Divieto di commistione tra Offerta economica e Offerta tecnica
Il tema del divieto di commistione tra offerta tecnica ed offerta economica è stato ripreso da una recentissima sentenza del TAR Lazio – Roma, ribadendo un orientamento oramai consolidato nella giurisprudenza amministrativa.
Nel caso di specie la società ricorrente, nell’ambito di una RDO Mepa, denunciava l’illegittimità dell’esclusione disposta dalla Stazione Appaltante nei propri confronti per una violazione dell’art. 97 Cost. e degli artt. 83, 95 e 97 D.lgs. 50/2016.
Tra i vari motivi di doglianza la ricorrente adiva il Tribunale Amministrativo competente in quanto “l’esclusione sarebbe stata disposta in violazione del divieto di commistione tra offerta tecnica ed economica, giacché il seggio di gara avrebbe conosciuto prima il valore delle proposte economiche e, addirittura, i giustificatici all’anomalia, e poi si sarebbe determinato a valutare le offerte tecniche”.
La stessa dunque, lamentando una violazione della normativa e del contenuto del Disciplinare di gara, richiedeva di vedersi riconosciuto il risarcimento in forma specifica e consequenzialmente l’aggiudicazione dell’appalto oggetto di discussione.
La pronuncia n. 11404 del 4 novembre 2020 costituisce dunque spunto per riflettere sul tema del giudizio di conformità dell’offerta alla luce del principio di segretezza.
L’art. 97 del Codice Appalti impone infatti un divieto di commistione tra offerta tecnica e offerta economica impedendo nelle sedute di gara che la valutazione sulla conformità delle offerte tecniche al CSA possa essere effettuata all’interno del procedimento di verifica dell’anomalia e dunque, dopo l’apertura delle buste economiche.
Il divieto in questione è infatti espressione del principio di segretezza che garantisce l’attuazione dei principi di imparzialità e buon andamento dell’azione amministrativa.

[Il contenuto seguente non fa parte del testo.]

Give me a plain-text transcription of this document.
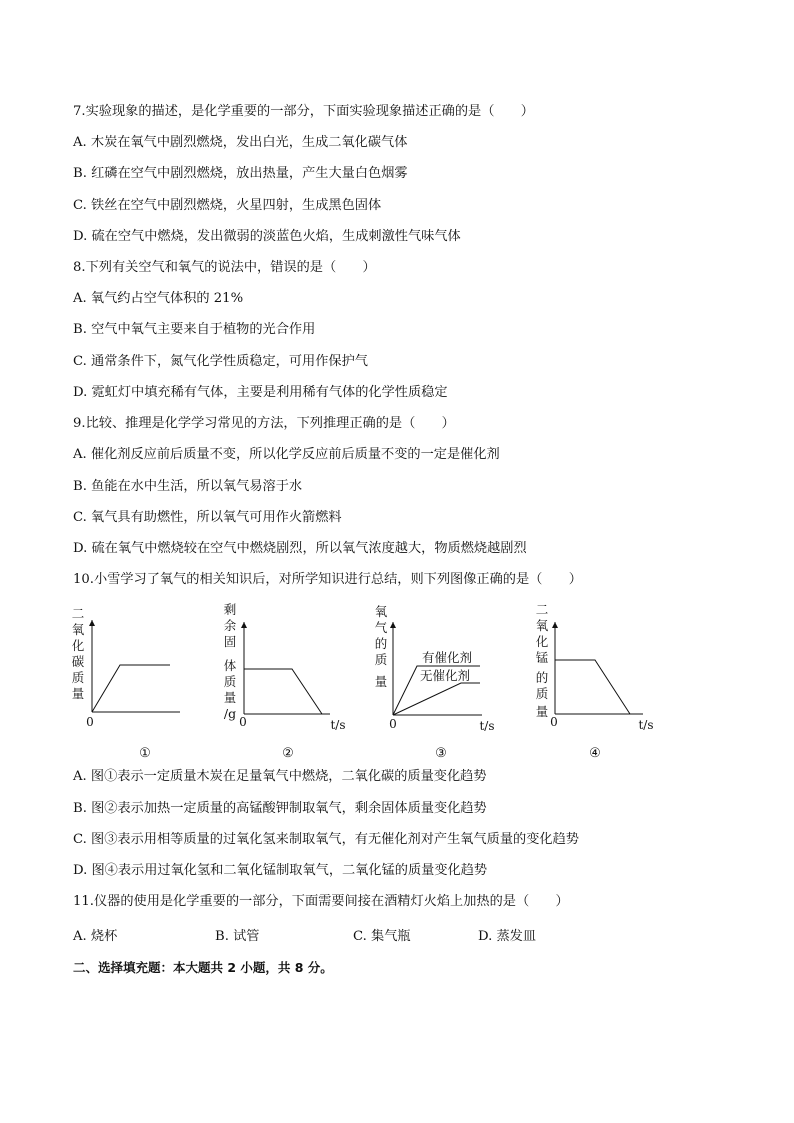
7.实验现象的描述，是化学重要的一部分，下面实验现象描述正确的是（　　）
A. 木炭在氧气中剧烈燃烧，发出白光，生成二氧化碳气体
B. 红磷在空气中剧烈燃烧，放出热量，产生大量白色烟雾
C. 铁丝在空气中剧烈燃烧，火星四射，生成黑色固体
D. 硫在空气中燃烧，发出微弱的淡蓝色火焰，生成刺激性气味气体
8.下列有关空气和氧气的说法中，错误的是（　　）
A. 氧气约占空气体积的 21%
B. 空气中氧气主要来自于植物的光合作用
C. 通常条件下，氮气化学性质稳定，可用作保护气
D. 霓虹灯中填充稀有气体，主要是利用稀有气体的化学性质稳定
9.比较、推理是化学学习常见的方法，下列推理正确的是（　　）
A. 催化剂反应前后质量不变，所以化学反应前后质量不变的一定是催化剂
B. 鱼能在水中生活，所以氧气易溶于水
C. 氧气具有助燃性，所以氧气可用作火箭燃料
D. 硫在氧气中燃烧较在空气中燃烧剧烈，所以氧气浓度越大，物质燃烧越剧烈
10.小雪学习了氧气的相关知识后，对所学知识进行总结，则下列图像正确的是（　　）
二
氧
化
碳
质
量
0
①
剩
余
固
体
质
量
/g
0	t/s
②
氧
气
的
质
量
有催化剂
无催化剂
0	t/s
③
二
氧
化
锰
的
质
量
0	t/s
④
A. 图①表示一定质量木炭在足量氧气中燃烧，二氧化碳的质量变化趋势
B. 图②表示加热一定质量的高锰酸钾制取氧气，剩余固体质量变化趋势
C. 图③表示用相等质量的过氧化氢来制取氧气，有无催化剂对产生氧气质量的变化趋势
D. 图④表示用过氧化氢和二氧化锰制取氧气，二氧化锰的质量变化趋势
11.仪器的使用是化学重要的一部分，下面需要间接在酒精灯火焰上加热的是（　　）
A. 烧杯	B. 试管	C. 集气瓶	D. 蒸发皿
二、选择填充题：本大题共 2 小题，共 8 分。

Sul punto la giurisprudenza prevede in maniera univoca che “il divieto di commistione tra offerta economica ed offerta tecnica costituisce espressione del principio di segretezza dell’offerta economica, ed è posto a garanzia dell’attuazione dei principi di imparzialità e buon andamento dell’azione amministrativa, predicati dall’art. 97 Cost., sub specie della trasparenza e della par condicio tra i concorrenti; ciò in quanto la conoscenza di elementi economici dell’offerta da parte della Commissione aggiudicatrice può essere di per sé potenzialmente idonea a determinare un condizionamento, anche in astratto, da parte dell’organo deputato alla valutazione dell’offerta, alterandone la serenità ed imparzialità valutativa; di conseguenza nessun elemento economico deve essere reso noto alla Commissione prima che questa abbia reso le proprie valutazioni sull’offerta tecnica”(ex multis Cons. Stato, V, 29 aprile 2020, n. 2732; Cons. Stato, V, 19 ottobre 2020, n. 6308).
Nel caso di specie dunque i giudici del TAR, pronunciandosi sul ricorso, hanno annullato gli atti impugnati e disposto la reiterazione delle operazioni di gara a partire dall’esame delle offerte tecniche (senza quindi ritenere necessaria la riapertura della fase di presentazione delle offerte).
La reiterazione sarà quindi svolta da una Commissione di gara in diversa composizione capace così di assicurare la tutela del principio di terzietà e di segretezza delle buste economiche.
I giudici disponevano dunque una ripetizione delle operazioni precisando che “Relativamente alle specifiche operazioni di gara da ripetere va osservato che se è vero che l’annullamento, tanto in sede giurisdizionale, quanto in sede amministrativa, di un atto inserito in una sequenza procedimentale di per sé comporta la rinnovazione dei soli atti successivi ad esso, e non determina anche la caducazione di quelli anteriori, è anche vero che tale regola deve esser armonizzata, nelle procedure di aggiudicazione di un appalto, con il principio che impone la segretezza delle offerte e, in particolare, che la valutazione delle offerte tecniche sia effettuata prima di conoscere il contenuto delle offerte economiche” (Sul punto v. anche, Cons. Stato, Sez. III, Sent. n. 4934/2016).